Kirschbaum admits that "some courts" permitted suits by trustees to collect delinquent contributions, but points to only one case denying that such a cause of action existed. See Allen v. Civitello, 529 F.Supp. 46, 48 (N.D.Ill.1981). Allen disregarded the weight of authority on this point and we view the case as an anomaly.
. Congress did not adopt legislation covering all aspects of labor relations. See Weber v. Anheuser-Busch, Inc., 348 U.S. 468, 75 S.Ct. 480, 99 L.Ed. 546 (1955); Annot., 99 L.Ed. 559. Congress has left the statutes free to fill the interstices of federal labor law by statute or by rule of decision so long as the paramount federal law is respected. Those aspects of state deci-sional law, however, are viewed as federal substantive law. See Textile Workers Union v. Lincoln Mills, 353 U.S. 448, 456-57, 77 S.Ct. 912, 917-18, 1 L.Ed.2d 972, 980-81 (1957):
We conclude that the substantive law to apply in suits under § 301(a) [29 U.S.C. § 185(a) ] is federal law which the courts must fashion from the policy of our national labor laws.... The Labor Management Relations Act expressly furnishes some substantive law. It points out what the parties may or may not do in certain situations. Other problems will lie in the penumbra of express statutory mandates. Some will lack express statutory sanction but will be solved by looking at the policy of the legislation and fashioning a remedy that will effectuate that policy. The range of judicial inventiveness will be determined by the nature of the problem_ Federal interpretation of the federal law will govern, not state law.... But state law, if compatible with the purpose of § 301, may be resorted to in order to find the rule that will best effectuate the federal policy_ Any state law applied, however, will be absorbed as federal law and will not be an independent source of private rights. [Citations omitted].
See also Teamsters v.
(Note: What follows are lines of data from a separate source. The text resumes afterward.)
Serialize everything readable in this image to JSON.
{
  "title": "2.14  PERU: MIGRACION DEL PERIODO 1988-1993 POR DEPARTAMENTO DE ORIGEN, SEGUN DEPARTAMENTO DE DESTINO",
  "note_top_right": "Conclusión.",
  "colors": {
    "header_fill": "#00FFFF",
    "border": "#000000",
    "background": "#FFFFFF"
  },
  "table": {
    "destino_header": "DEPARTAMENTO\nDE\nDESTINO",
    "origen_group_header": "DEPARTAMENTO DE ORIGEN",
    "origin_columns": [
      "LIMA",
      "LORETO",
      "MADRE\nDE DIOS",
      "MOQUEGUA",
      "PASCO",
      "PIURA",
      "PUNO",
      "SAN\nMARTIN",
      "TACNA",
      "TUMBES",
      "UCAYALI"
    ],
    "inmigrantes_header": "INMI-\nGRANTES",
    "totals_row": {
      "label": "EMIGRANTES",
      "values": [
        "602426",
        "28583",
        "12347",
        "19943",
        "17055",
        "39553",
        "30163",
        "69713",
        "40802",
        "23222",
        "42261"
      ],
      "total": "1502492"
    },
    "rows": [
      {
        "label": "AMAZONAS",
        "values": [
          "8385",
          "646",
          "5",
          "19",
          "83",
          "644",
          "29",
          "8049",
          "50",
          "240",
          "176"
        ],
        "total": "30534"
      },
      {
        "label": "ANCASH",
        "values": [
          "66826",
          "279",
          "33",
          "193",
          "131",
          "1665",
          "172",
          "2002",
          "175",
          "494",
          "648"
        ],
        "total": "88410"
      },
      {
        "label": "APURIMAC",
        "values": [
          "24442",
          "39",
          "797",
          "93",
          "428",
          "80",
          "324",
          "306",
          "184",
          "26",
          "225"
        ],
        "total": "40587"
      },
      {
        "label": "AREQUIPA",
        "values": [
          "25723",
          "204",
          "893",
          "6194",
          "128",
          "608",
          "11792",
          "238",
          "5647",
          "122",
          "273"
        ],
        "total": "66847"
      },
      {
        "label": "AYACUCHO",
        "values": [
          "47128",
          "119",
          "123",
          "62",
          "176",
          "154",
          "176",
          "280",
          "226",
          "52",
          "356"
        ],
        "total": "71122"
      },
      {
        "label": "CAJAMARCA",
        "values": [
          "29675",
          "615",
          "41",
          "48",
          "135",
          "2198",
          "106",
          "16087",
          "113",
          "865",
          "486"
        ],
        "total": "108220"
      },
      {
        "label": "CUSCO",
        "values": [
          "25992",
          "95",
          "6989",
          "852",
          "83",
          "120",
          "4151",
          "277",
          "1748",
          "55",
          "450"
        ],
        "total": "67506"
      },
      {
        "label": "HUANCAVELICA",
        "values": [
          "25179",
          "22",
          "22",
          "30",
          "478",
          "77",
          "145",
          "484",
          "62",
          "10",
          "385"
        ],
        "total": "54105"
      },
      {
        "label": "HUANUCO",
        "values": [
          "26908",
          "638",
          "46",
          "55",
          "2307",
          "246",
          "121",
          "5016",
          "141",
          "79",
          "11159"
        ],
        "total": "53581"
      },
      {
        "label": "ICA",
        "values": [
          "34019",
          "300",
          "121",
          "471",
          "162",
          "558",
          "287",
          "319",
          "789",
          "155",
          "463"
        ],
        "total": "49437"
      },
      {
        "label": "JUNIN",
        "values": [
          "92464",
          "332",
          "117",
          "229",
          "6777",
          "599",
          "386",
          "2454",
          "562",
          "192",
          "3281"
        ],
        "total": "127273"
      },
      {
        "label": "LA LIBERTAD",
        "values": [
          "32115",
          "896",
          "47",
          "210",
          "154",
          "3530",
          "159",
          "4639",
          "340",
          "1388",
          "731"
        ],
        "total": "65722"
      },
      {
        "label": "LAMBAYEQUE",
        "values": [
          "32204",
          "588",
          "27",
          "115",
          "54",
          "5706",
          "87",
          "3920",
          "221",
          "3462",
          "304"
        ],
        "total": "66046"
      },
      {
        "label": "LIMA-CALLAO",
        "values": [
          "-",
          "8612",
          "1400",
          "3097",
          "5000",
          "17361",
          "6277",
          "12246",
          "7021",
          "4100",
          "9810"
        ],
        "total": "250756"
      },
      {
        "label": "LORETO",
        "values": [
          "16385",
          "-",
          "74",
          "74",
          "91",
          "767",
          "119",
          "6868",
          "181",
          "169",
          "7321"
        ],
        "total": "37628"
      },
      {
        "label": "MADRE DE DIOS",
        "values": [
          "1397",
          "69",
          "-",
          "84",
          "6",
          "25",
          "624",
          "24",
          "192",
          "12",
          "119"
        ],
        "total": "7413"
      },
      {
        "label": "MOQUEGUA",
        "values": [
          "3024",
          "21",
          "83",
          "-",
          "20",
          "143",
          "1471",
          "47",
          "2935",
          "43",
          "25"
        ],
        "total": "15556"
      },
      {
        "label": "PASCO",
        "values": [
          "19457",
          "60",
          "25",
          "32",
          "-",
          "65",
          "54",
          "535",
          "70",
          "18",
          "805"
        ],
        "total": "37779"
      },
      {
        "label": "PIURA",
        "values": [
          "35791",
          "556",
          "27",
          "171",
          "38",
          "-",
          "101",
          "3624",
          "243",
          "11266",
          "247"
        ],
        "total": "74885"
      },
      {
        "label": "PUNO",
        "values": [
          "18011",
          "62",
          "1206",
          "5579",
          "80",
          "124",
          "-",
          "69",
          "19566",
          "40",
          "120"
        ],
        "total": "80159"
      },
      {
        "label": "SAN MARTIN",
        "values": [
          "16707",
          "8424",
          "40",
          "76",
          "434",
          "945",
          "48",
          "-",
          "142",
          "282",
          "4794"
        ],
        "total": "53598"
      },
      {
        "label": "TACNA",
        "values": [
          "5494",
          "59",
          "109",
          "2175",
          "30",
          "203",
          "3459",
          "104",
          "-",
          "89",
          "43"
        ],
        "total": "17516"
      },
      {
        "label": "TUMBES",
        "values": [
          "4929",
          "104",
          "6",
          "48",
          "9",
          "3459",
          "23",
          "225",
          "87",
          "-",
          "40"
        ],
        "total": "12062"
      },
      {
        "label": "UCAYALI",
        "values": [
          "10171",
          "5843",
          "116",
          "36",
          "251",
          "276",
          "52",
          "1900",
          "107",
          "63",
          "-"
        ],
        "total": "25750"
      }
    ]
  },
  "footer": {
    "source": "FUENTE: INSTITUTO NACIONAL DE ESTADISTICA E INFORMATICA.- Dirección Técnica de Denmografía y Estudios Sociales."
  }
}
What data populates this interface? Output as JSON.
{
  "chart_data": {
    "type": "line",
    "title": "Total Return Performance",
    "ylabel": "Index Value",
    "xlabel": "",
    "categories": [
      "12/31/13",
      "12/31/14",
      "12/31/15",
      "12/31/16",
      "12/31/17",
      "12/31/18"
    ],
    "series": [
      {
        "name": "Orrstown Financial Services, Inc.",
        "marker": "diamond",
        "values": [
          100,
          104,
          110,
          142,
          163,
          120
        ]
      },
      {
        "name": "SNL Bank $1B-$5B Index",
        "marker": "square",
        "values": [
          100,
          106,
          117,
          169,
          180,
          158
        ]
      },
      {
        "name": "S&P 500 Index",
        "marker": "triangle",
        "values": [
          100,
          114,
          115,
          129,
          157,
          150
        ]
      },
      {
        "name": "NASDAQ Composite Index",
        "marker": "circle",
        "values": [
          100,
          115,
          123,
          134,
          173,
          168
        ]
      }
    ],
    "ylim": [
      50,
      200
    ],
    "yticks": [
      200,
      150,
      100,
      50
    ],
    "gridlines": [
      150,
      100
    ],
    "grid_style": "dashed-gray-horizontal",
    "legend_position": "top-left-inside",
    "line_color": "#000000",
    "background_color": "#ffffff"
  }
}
Lucas Flour Co., 369 U.S. 95, 82 S.Ct. 571, 7 L.Ed.2d 593 (1962).
. See also Ciba-Geigy Corp. v. Local No. 2548, United Textile Workers of America, AFL-CIO, 391 F.Supp. 287, 296 (D.R.I.1975); Bates v. Foremost McKesson, Inc., 392 So.2d 389 (La.1980); Masonite Corp. v. International Woodworkers of America, 215 So.2d 691 (Miss.1968); cert. denied 394 U.S. 974, 89 S.Ct. 1466, 22 L.Ed.2d 573.